From the British drill manual used by General Gage’s troops stationed in Boston in 1775, at “Present”, the rank of soldiers were to “Step back about six inches with the right foot, bringing the left toe to the front…[simultaneously] raise up the butt so high upon the right shoulder, that you may not be obliged to stoop too much with the head, the right cheek to be closed to the butt and the left eye shut and look along the barrel, with the right eye from the breech pin to the muzzle.” There was no mention of aiming nor of using the muzzle’s front site (no rear site existed). When commanded to “Fire”, the soldier squeezed the trigger and hopefully the musket fired. A full second would pass before the musket was lowered to the re-loading position, butt against the soldier’s right hip. The muzzle was positioned to the left at about a forty-five degree angle. The soldier would look down at the open pan to see if it had ‘flashed’ or ignited. In the ‘fog of war,’ with explosions all around, a soldier could not be certain his weapon had fired.

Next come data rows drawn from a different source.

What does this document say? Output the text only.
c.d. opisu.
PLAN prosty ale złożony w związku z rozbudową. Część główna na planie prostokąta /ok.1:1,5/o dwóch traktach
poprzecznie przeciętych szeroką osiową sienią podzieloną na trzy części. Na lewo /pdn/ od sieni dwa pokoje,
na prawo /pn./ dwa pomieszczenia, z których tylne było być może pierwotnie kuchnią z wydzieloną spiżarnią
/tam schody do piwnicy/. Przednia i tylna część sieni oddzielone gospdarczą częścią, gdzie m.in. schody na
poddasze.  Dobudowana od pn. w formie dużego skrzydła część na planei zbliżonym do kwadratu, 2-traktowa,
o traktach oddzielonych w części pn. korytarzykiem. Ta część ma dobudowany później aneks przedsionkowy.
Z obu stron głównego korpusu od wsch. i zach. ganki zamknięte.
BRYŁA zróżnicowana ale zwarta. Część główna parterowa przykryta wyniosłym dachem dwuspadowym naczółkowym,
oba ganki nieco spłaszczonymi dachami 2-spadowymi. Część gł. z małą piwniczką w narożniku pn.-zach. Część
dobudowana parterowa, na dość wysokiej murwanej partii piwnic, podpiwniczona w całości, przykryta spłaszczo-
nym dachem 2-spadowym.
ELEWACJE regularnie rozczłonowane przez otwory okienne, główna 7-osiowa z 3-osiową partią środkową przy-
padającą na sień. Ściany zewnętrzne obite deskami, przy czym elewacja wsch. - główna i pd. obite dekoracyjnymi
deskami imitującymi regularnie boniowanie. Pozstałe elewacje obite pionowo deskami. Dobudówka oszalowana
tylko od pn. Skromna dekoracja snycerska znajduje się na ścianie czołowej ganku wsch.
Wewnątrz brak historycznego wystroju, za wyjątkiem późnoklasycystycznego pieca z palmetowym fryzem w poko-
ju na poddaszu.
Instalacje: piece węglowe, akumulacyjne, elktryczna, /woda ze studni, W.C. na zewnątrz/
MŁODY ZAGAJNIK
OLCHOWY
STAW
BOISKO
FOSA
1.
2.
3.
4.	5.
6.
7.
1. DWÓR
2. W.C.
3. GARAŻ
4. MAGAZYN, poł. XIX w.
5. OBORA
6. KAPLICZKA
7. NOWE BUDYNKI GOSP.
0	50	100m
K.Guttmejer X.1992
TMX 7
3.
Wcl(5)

Unlike the British (many of whom never fired a gun during civilian life), the Americans had a long tradition of weaponry, many owning and firing muskets their entire life. Because the British government did not have the means to protect and police the colonists, they helped the new settlers to form militias in which males were required to serve their local communities. During the many drills performed on town commons, they were trained to aim at their targets.
Since the first of the year of 1776, American militiamen gathering around Boston had been practicing drill from a manual written by one of their own. Timothy Pickering’s Easy Plan of Disipline for a Militia, was published in Salem in 1775. Instead of the twelve steps outlined in British manuals, Pickering simplified a method for loading and firing in ten. It was the first time in any military drill book that men were taught to aim: “Lean the cheek against the butt of the firelock, shut the left eye and look with the right along the barrel, from the breech-pin to the site near the muzzle, at the object you would hit; or in other words, to use the well known phrase, take good sight.”

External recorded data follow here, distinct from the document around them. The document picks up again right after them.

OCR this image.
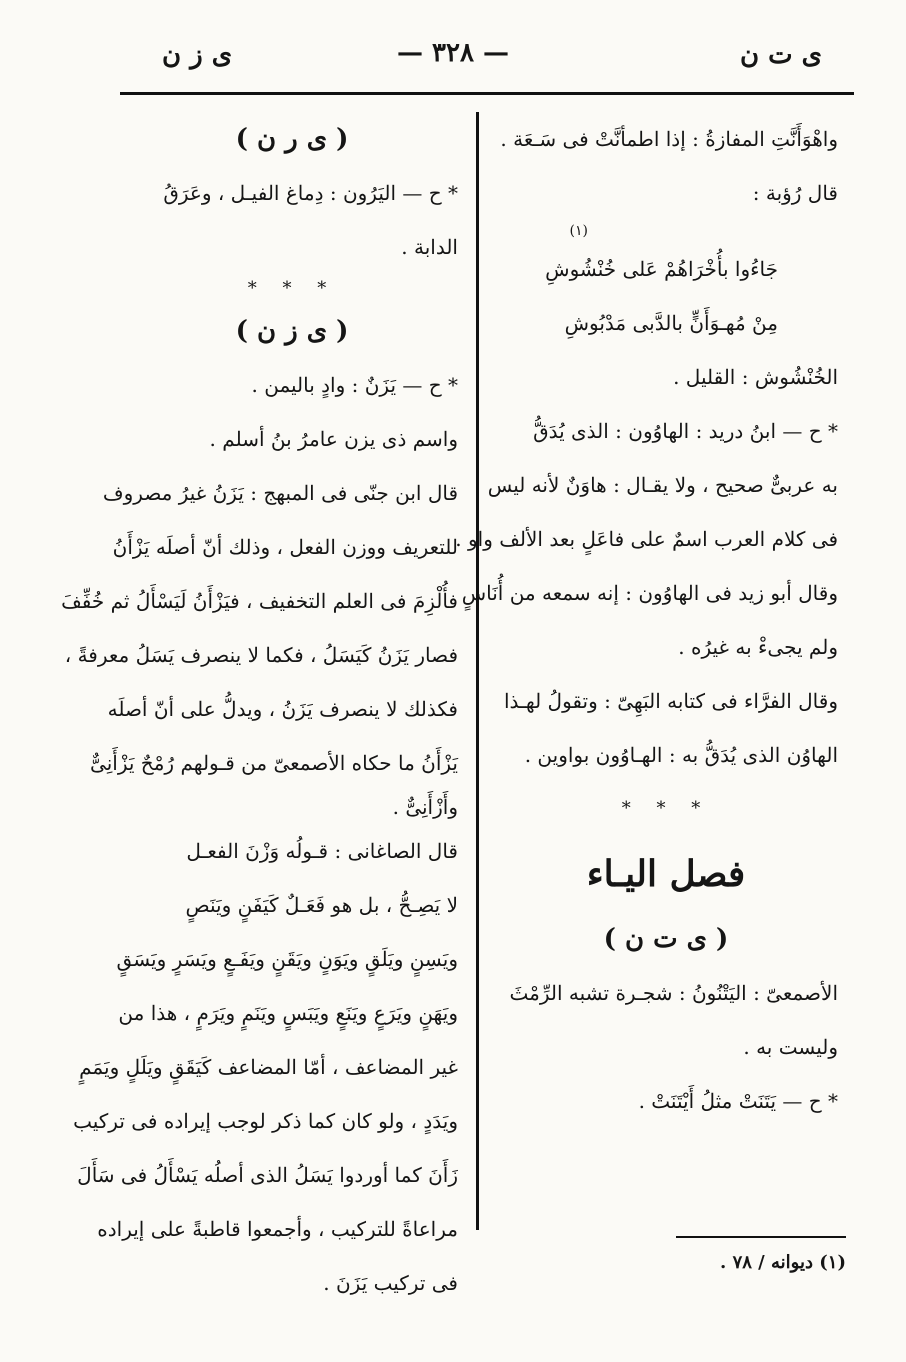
ى ت ن
— ٣٢٨ —
ى ز ن
واهْوَأَنَّتِ المفازةُ : إذا اطمأنَّتْ فى سَـعَة .
قال رُؤبة :
(١)
جَاءُوا بأُخْرَاهُمْ عَلى خُنْشُوشِ
مِنْ مُهـوَأَنٍّ بالدَّبى مَدْبُوشِ
الخُنْشُوش : القليل .
* ح — ابنُ دريد : الهاوُون : الذى يُدَقُّ
به عربىٌّ صحيح ، ولا يقـال : هاوَنٌ لأنه ليس
فى كلام العرب اسمٌ على فاعَلٍ بعد الألف واو .
وقال أبو زيد فى الهاوُون : إنه سمعه من أُنَاسٍ
ولم يجىءْ به غيرُه .
وقال الفرَّاء فى كتابه البَهِىّ : وتقولُ لهـذا
الهاوُن الذى يُدَقُّ به : الهـاوُون بواوين .
* * *
فصل اليـاء
( ى ت ن )
الأصمعىّ : اليَتْنُونُ : شجـرة تشبه الرِّمْثَ
وليست به .
* ح — يَتَنَتْ مثلُ أَيْتَنَتْ .
( ى ر ن )
* ح — اليَرُون : دِماغ الفيـل ، وعَرَقُ
الدابة .
* * *
( ى ز ن )
* ح — يَزَنٌ : وادٍ باليمن .
واسم ذى يزن عامرُ بنُ أسلم .
قال ابن جنّى فى المبهج : يَزَنُ غيرُ مصروف
للتعريف ووزن الفعل ، وذلك أنّ أصلَه يَزْأَنُ
فأُلْزِمَ فى العلم التخفيف ، فيَزْأَنُ لَيَسْأَلُ ثم خُفِّفَ
فصار يَزَنُ كَيَسَلُ ، فكما لا ينصرف يَسَلُ معرفةً ،
فكذلك لا ينصرف يَزَنُ ، ويدلُّ على أنّ أصلَه
يَزْأَنُ ما حكاه الأصمعىّ من قـولهم رُمْحٌ يَزْأَنِىٌّ
وأَزْأَنِىٌّ .
قال الصاغانى : قـولُه وَزْنَ الفعـل
لا يَصِـحُّ ، بل هو فَعَـلٌ كَيَفَنٍ ويَنَصٍ
ويَسِنٍ ويَلَقٍ ويَوَنٍ ويَقَنٍ ويَفَـعٍ ويَسَرٍ ويَسَقٍ
ويَهَنٍ ويَرَعٍ ويَنَعٍ ويَبَسٍ ويَنَمٍ ويَرَمٍ ، هذا من
غير المضاعف ، أمّا المضاعف كَيَقَقٍ ويَلَلٍ ويَمَمٍ
ويَدَدٍ ، ولو كان كما ذكر لوجب إيراده فى تركيب
زَأَنَ كما أوردوا يَسَلُ الذى أصلُه يَسْأَلُ فى سَأَلَ
مراعاةً للتركيب ، وأجمعوا قاطبةً على إيراده
فى تركيب يَزَنَ .
(١) ديوانه / ٧٨ .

At the Battle of Bunker Hill, New Hampshire Colonel John Stark’s militia devastated General Howe’s attempt to flank Breed’s Hill by a flying column along the beach of the Mystic River. A former Captain of Robert Rogers’ Rangers and one who had seen much action during the French and Indian War, Stark followed Rogers’ Rules of Ranging (written in 1757) in which the author emphasized the importance of maintaining a “continuous fire [by having] the front fire whilst the rear reserves theirs till the front has discharged.” This tactic did not follow common British strategy that supposed the enemy could only volley twice with their front line troops with little damage because of the inaccuracy of the musket. During this precious time, the British forces would charge the hundred yards separating them from their enemy and discharge the opposing forces with their bayonet. Three ranks of British charged Stark’s New Hampshire farmers and frontiersman and each was destroyed by three quick successive volleys that were well aimed.
Baron Von Stueben’s Revolutionary War Drill Manuel, not published until after the war in 1794, was personally taught to the American troops during the winter at Valley Forge. Like Pickering’s manual, the former Prussian officer reduced the number of steps from loading to firing a volley from twelve to ten. Under his tutelage, the Americans were able to ‘stand toe to toe’ with the British regulars during the following summer’s Battle of Monmouth.
Fleming, Thomas J. Now We are Enemies, The Story of Bunker Hill. 1960: St. Martin’s Press, New York, NY.
Von Steuben, Friedrich Wilhelm, Baron. Revolutionary War Drill Manual. 1794 & 1985 Facimile: Dover Publications, Inc., Mineola, NY.
Wolfe, James P. General Wolfe’s Instructions to Young Officers. 1768 Printed for J. Millan and the Admiralty, Whitehall, England
Wulff, Matt. Robert Rogers Rules for the Ranging Service: An Analysis. 2009: Heritage Books, Berwyn Heights, MD.